Though she had to fight men throughout her life, both personally and working in a sexist music industry from the early sixties, Loretta Lynn teamed up with many great male artists across the decades and had huge success with duets. There was a string of hits with the legendary Conway Twitty, before collaborations with George Jones, Ernest Tubb, Willie Nelson and Elvis Costello worked their way into the country music repertoire. But it was her 2004 hook up with modern American music hero Jack White that surpassed all expectations. ‘Van Lear Rose’ was a career highlight and carried Lynn from her country roads home back into the mainstream. Her 42nd album brought with it an international rebirth that was richly deserved and was a record brimming with great songs, righteous music and a lightness of touch that had perhaps been missing from her latest work. “I said years ago that I thought she was the greatest female singer-songwriter of the 20th century,” White told Billboard upon hearing of her death. “Loretta used to say to make it in the business, you had to either be great, different or first… and she thought that she was just different and that’s how she made it. But I think she was all three of those things and there’s plenty of evidence to back that up.”

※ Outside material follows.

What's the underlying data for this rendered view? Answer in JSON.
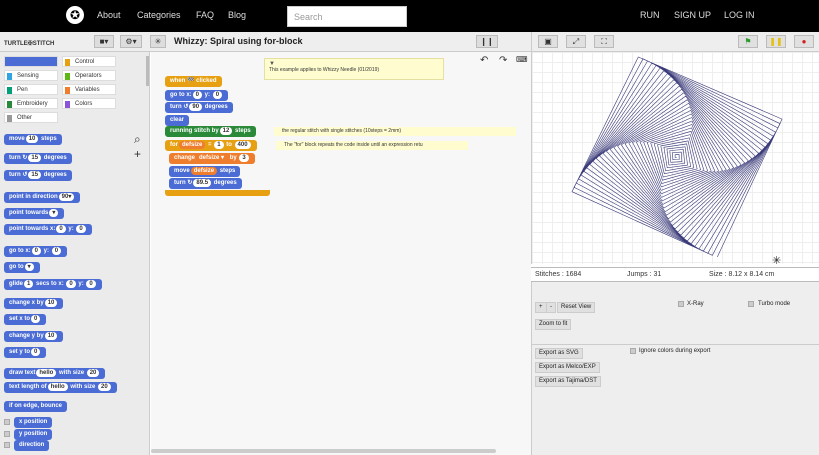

In recent years Lynn received many awards and accolades for her groundbreaking role in country music. She was the most awarded female country recording artist in history and the only ever female Academy Of Country Music ‘Artist of the Decade’ for the 1970s. Her health began to suffer, however, and she brought the curtain down on nearly 60 years of touring following a stroke in 2017 and a broken hip in 2018. Perhaps the last word on Loretta should go to actor Sissy Spacek, who formed a firm friendship with Lynn following playing her in the story of her life in the acclaimed 1980 biopic ‘Coal Miner’s Daughter’: “Loretta Lynn was a great artist and a strong, resilient country music pioneer,” she said. “The world has lost a magnificent human being.”
Behind The Song – ‘The Pill’ (from ‘Back To The Country’, 1975)
“This old maternity dress I’ve got is going in the garbage,” sings Loretta Lynn on her 1975 hit ‘The Pill’. Eleven words that willed a world to appear, the song is a defiant broadside to new freedoms in a changing world, one that was finally opening up to many women to whom motherhood was now going to be something they would control, Of course, there was a backlash and the song was banned by more than 60 radio stations. But the gatekeepers couldn’t stop the march of history and the progressive paean is now recognised as one of Lynn’s – and country music’s – most famous tunes.